Our study indicated that nano-formulation can improve the insecticidal activity of natural pyrethrins against the aphid A. gossypii. The nano-formulation seems to be able to enhance substantially (several fold increase) the efficacy of natural pyrethrins for the control of the aphid A. gossypii, succeeding good efficacy at lower doses than the present registered formulations or achieving a very good persisting effect at similar dose. Many aspects may account for enhanced efficacy of nano-formulated pyrethrins such as the improved dispersion, deposition, and leaf adhesion of droplets of the spray solution on leaves surface, which results in increase of insecticide bioavailability to target insect. Moreover, nano-encapsulation of water-insoluble pyrethrins in stable nano-emulsions probably enhances the pesticidal life and enables easier penetration due to the increased interfacial area of the system (Kalaitzaki et al. 2015). Further investigation should be conducted in semi-field and greenhouse or field conditions, where other parameters can affect the efficacy of the nano-emulsions such as the exposure to sunlight, the temperature, and the pest pressure to determine the minimum effective dose and develop the efficacy standards for a commercial formulation.

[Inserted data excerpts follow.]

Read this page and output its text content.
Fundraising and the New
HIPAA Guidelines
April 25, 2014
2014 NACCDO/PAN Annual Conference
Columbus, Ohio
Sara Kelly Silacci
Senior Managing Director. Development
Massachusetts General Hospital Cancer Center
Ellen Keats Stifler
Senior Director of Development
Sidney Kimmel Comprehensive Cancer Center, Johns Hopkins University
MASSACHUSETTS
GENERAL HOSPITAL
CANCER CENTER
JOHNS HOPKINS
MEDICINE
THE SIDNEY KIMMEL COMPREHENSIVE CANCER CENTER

The study also revealed low toxicity of both nano-formulation and commercial formulation of pyrethrins on the non-target predators C. septempunctata and M. pygmaeus (based on caused mortality) and that the nano-formulation did not increase the effect of pyrethrins on these organisms. In general, pyrethroids—although more effective insecticides compared to pyrethrins—are categorized as harmful on aphid natural enemies, in contrast to harmless or moderate effects of pyrethrins (Desneux et al. 2007; Kraiss and Cullen 2008). Possible adverse effects of the tested nano-dispersions on other aphid biological control agents such as the indicator aphid parasitoid for pesticides’ toxicity to beneficial arthropods, Aphidius rhopalosiphi, and other Hymenoptera parasitoids should be examined to build the toxicity profile of the new nano-emulsion of pyrethrins. However, considering the present results on these main aphid predators, C. septempuctata and M. pygmaeus, and the general profile of natural pyrethrins, we expect the nano-emulsions to keep the advantage over pyrethroids. Differences in the susceptibility of target insect species and non-target beneficial insects to pyrethrins or pyrethroids have been attributed to differences in the production of the enzyme glutathione transferase, which is capable of metabolizing pyrethrins (Cho et al. 1997; Cho et al. 2002; Desneux et al. 2007).

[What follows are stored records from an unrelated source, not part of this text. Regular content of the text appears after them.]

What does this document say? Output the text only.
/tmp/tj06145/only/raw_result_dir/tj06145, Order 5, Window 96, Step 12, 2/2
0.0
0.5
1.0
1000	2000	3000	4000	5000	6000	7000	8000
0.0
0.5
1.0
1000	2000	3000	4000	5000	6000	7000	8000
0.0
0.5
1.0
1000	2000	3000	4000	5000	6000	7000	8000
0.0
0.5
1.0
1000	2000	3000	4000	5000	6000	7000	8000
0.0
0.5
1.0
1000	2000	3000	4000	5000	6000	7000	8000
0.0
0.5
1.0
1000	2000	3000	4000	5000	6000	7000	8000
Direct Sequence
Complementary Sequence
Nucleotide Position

The increasing insecticidal activity of nano-formulated pyrethrins in combination with the absence of adverse effects on non-target aphid predators make them compatible plant protection products in organic farming and IPM strategies in several crops. Furthermore, the results add further proof to the application of nano-technology in optimization of insecticide formulation for the development of efficacious and reduced environmental risk plant protection products.